オニールとカーター少佐は制御ルームでモニターによる機器チェックを行っていた。
「ダニエル、そっちはどのくらい終わった?」オニールは支給品の電子たばこを口からはなしてカーター少佐に現在の進行状況を確認した。
「まだ五分の一です。大佐は?」カーター少佐はすこしいらついた声で言った。思ったほど順調ではないようだ。
「こっちは三分の一終わったところだ」
すでに半日以上経過しているのだが、想定より時間がかかっている。テストのやり方が拙くて手間がかかっているためだ。
「大佐もまだ三分の一ですか。ま、自分よりはましみたいですが」
時たまカーターの瞼がぴくぴくと痙攣しており、その顔からは疲労が伺えた。
「このテストプログラムは、いろいろ融通利かないですね。設定する項目が多すぎです。しかもこの言語、いつの時代の代物ですか? これ、二十世紀の代物じゃないですかいまどきHAL/Sなんて使っている奴いないですよ」
「まあ、そういうな。おそらくスペースシャトルの時代からずっと使っているものを、そのまま流用してるんだろう」
オニールはそうは言ったものの、心の中ではカーター少佐と同じ意見だった。ただ此処でグチっても始まらない。今はひたすらテストするのみだ。
「いま、こことここ、あとそれもやってとりあえず休憩します。頭がぼーっとしてミスしそうです」
ついにカーターも限界がきたのか、四分の一も終わらないうちにサボタージュしてしまった。
「ダニエル、限界がきたなら、ジャックと交代しろ。 いいな?」
そうは言ったが、さすがにオニールも限界に近づいてきた。誰か代わって欲しくなった。
オニールが目の疲れから休んでいると、誰かが制御室に入ってきた。ナカムラ博士とハモンドだ。

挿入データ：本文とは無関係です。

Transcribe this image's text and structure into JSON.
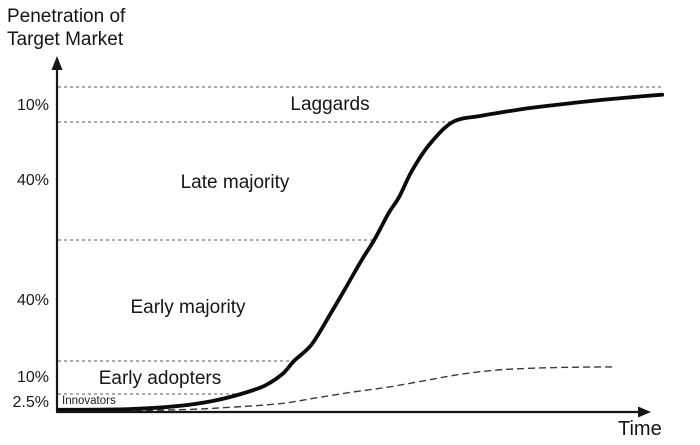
{
  "heading": {
    "line1": "Penetration of",
    "line2": "Target Market"
  },
  "chart_data": {
    "type": "line",
    "title": "Penetration of Target Market",
    "xlabel": "Time",
    "ylabel": "Penetration of Target Market",
    "x_range_time_units": [
      0,
      10.25
    ],
    "y_scale": "cumulative share of target market (%), segment bands stacked to 102.5",
    "grid": "dashed horizontal segment boundaries only",
    "legend": "none",
    "y_axis_labels": [
      "10%",
      "40%",
      "40%",
      "10%",
      "2.5%"
    ],
    "segments": [
      {
        "label": "Innovators",
        "share_pct": 2.5,
        "cumulative_pct": 2.5,
        "axis_label": "2.5%"
      },
      {
        "label": "Early adopters",
        "share_pct": 10,
        "cumulative_pct": 12.5,
        "axis_label": "10%"
      },
      {
        "label": "Early majority",
        "share_pct": 40,
        "cumulative_pct": 52.5,
        "axis_label": "40%"
      },
      {
        "label": "Late majority",
        "share_pct": 40,
        "cumulative_pct": 92.5,
        "axis_label": "40%"
      },
      {
        "label": "Laggards",
        "share_pct": 10,
        "cumulative_pct": 102.5,
        "axis_label": "10%"
      }
    ],
    "boundary_lines": [
      {
        "cumulative_pct": 102.5,
        "t_start": 0,
        "t_end": 10.22
      },
      {
        "cumulative_pct": 92.5,
        "t_start": 0,
        "t_end": 6.69
      },
      {
        "cumulative_pct": 52.5,
        "t_start": 0,
        "t_end": 5.36
      },
      {
        "cumulative_pct": 12.5,
        "t_start": 0,
        "t_end": 3.97
      },
      {
        "cumulative_pct": 2.5,
        "t_start": 0,
        "t_end": 3.05
      }
    ],
    "series": [
      {
        "name": "Cumulative adoption S-curve",
        "style": "solid-thick",
        "points": [
          [
            0,
            0.3
          ],
          [
            1.2,
            0.4
          ],
          [
            2.0,
            0.8
          ],
          [
            2.6,
            1.5
          ],
          [
            3.1,
            2.5
          ],
          [
            3.5,
            5
          ],
          [
            3.8,
            8.5
          ],
          [
            4.0,
            12.5
          ],
          [
            4.3,
            18
          ],
          [
            4.6,
            27.5
          ],
          [
            4.9,
            37.5
          ],
          [
            5.15,
            46
          ],
          [
            5.36,
            52.5
          ],
          [
            5.6,
            61.5
          ],
          [
            5.78,
            67
          ],
          [
            6.0,
            76
          ],
          [
            6.3,
            85
          ],
          [
            6.69,
            92.5
          ],
          [
            7.15,
            94.2
          ],
          [
            7.5,
            95.2
          ],
          [
            8.0,
            96.5
          ],
          [
            8.5,
            97.5
          ],
          [
            9.2,
            98.8
          ],
          [
            9.8,
            99.7
          ],
          [
            10.24,
            100.3
          ]
        ]
      },
      {
        "name": "Secondary adoption curve",
        "style": "dashed-thin",
        "points": [
          [
            0,
            0.1
          ],
          [
            2.0,
            0.3
          ],
          [
            3.0,
            0.7
          ],
          [
            3.8,
            1.2
          ],
          [
            4.4,
            2.0
          ],
          [
            5.0,
            3.1
          ],
          [
            5.6,
            4.6
          ],
          [
            6.2,
            6.5
          ],
          [
            6.8,
            8.4
          ],
          [
            7.4,
            9.7
          ],
          [
            8.0,
            10.3
          ],
          [
            8.7,
            10.6
          ],
          [
            9.4,
            10.7
          ]
        ]
      }
    ]
  }
}
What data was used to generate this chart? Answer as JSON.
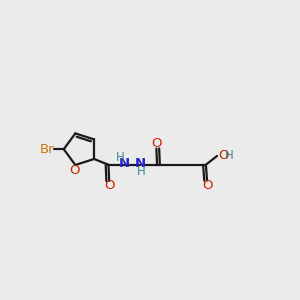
{
  "background_color": "#EBEBEB",
  "line_color": "#1A1A1A",
  "bond_lw": 1.6,
  "figsize": [
    3.0,
    3.0
  ],
  "dpi": 100,
  "colors": {
    "C": "#1A1A1A",
    "O": "#CC2200",
    "N": "#2222CC",
    "Br": "#CC7700",
    "H": "#3A8A8A"
  }
}
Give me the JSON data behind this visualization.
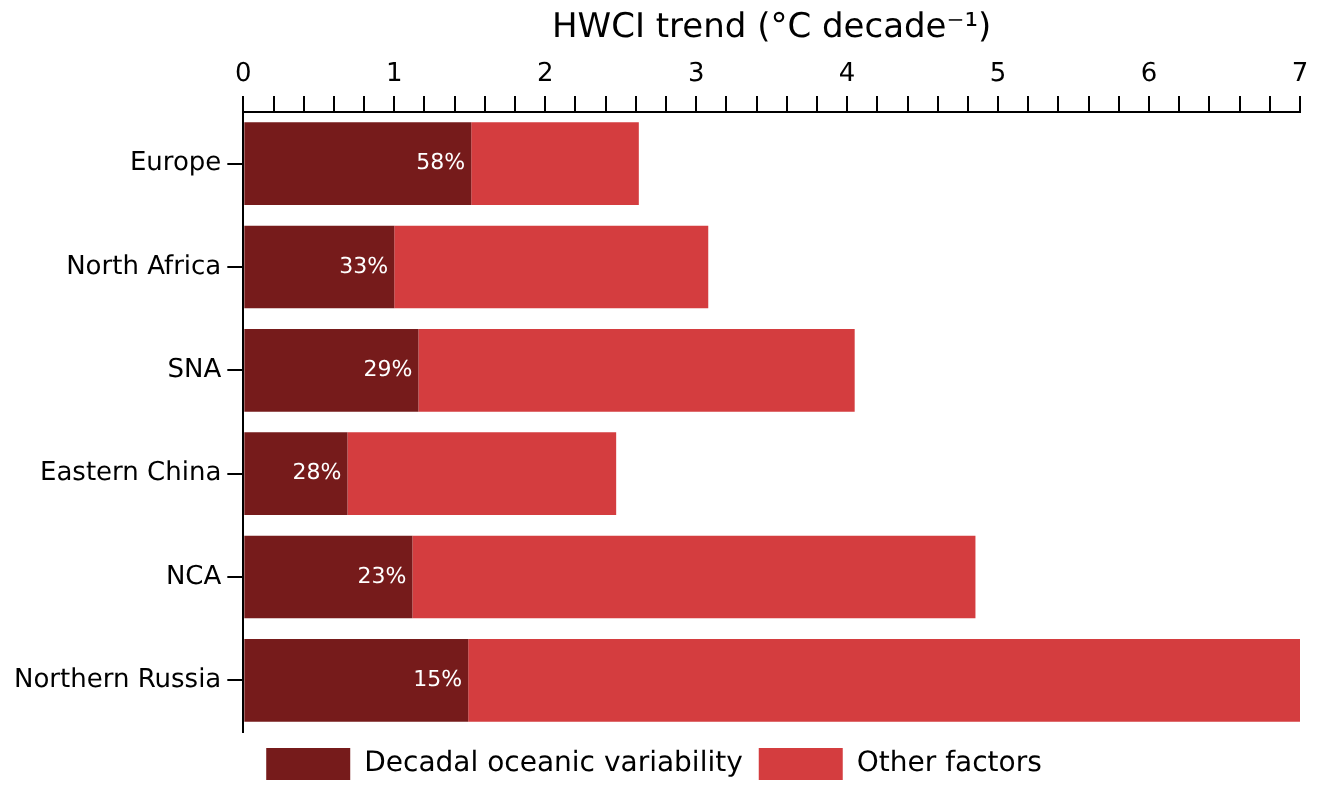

「大佐、お手伝いしますわ。すこし休んでいらして」ナカムラ博士は、黒い瞳をきらきらさせてオニールに言った。
「ああ、助かるよ。でもこれのやり方判るか?」
「大丈夫ですわよ、これでもこの船の組立は私も手伝ったんですもの。それにハモンド少佐もおりますし」
「ああそうだな。では一時間ほど代わってくれ。すこし休むよ」
オニールは椅子から立ち上がるとふらふらと制御室を出て行った。
ハモンド少佐は博士を気遣ってか、
「大丈夫なんですか? 博士もあまり寝てないでしょうし」と彼女に言ったが、彼女は、
「大丈夫ですわ。 私はまだ若いんですもの」と彼女はガッツポーズをして笑った。
「さて何処から始めましょうかしら?」
彼女はぱらぱらとテストファイルを閲覧すると、
「
ナカムラ博士は黒く長い髪をゴムで後ろでゆわくと、オニール大佐が座っていたコンソールに座る。そして、右側のモニターに映し出されているテスト項目をみると、
「ははーん、ここまでやってありますのね。じゃ、この先をやれば良いのですわよね?」
彼女はそう言い終わらないうちにキーボードをカタカタと打ち始めた。
言葉よりも先に行動するタイプだな、とハモンド少佐も、慌ててテストに手をつけた。
半日経過後、オニールとカーターが休んでいる間に二人は残りの項目をてきぱきとこなして、テストは終了させてしまった。
オニールとカーターは休憩が終わって、制御室に入ってきたころ、すべてのチェックは終了していた。自分達が寝ている間にあっと言う間に片づけてしまった、彼女達を気まずそうに眺めながら、
「すまん、結局半日休んでしまったよ」と頭を掻きながら言った。
これでこの二人には頭があがら無いな。とオニールは思った。
「みんなご苦労。これなら最初から二人に任した方が良かったな」オニールは彼女達をねぎらった。
彼は続けて、ヴァンダイク博士に、
「
「こちらすべてオーケーだよ。プログラムのロード完了している。あと実行ボタンを押してもらうだけです」
「了解。博士、ありがとう」とオニールは彼に礼を言うと、クルー全員に連絡を入れた。
「それでは諸君全ての準備が整った。これより地球帰還ミッションを実施する。なお、プログラム実行後は進行方向の補正の為、暫くは船体にGが架かる。クルー全員は操舵室の所定の位置に着いて、ベルトで体を固定するように。いいな」
オニールの話が終わると、クルーは皆今迄の仕事を止め、操舵室に移動していった。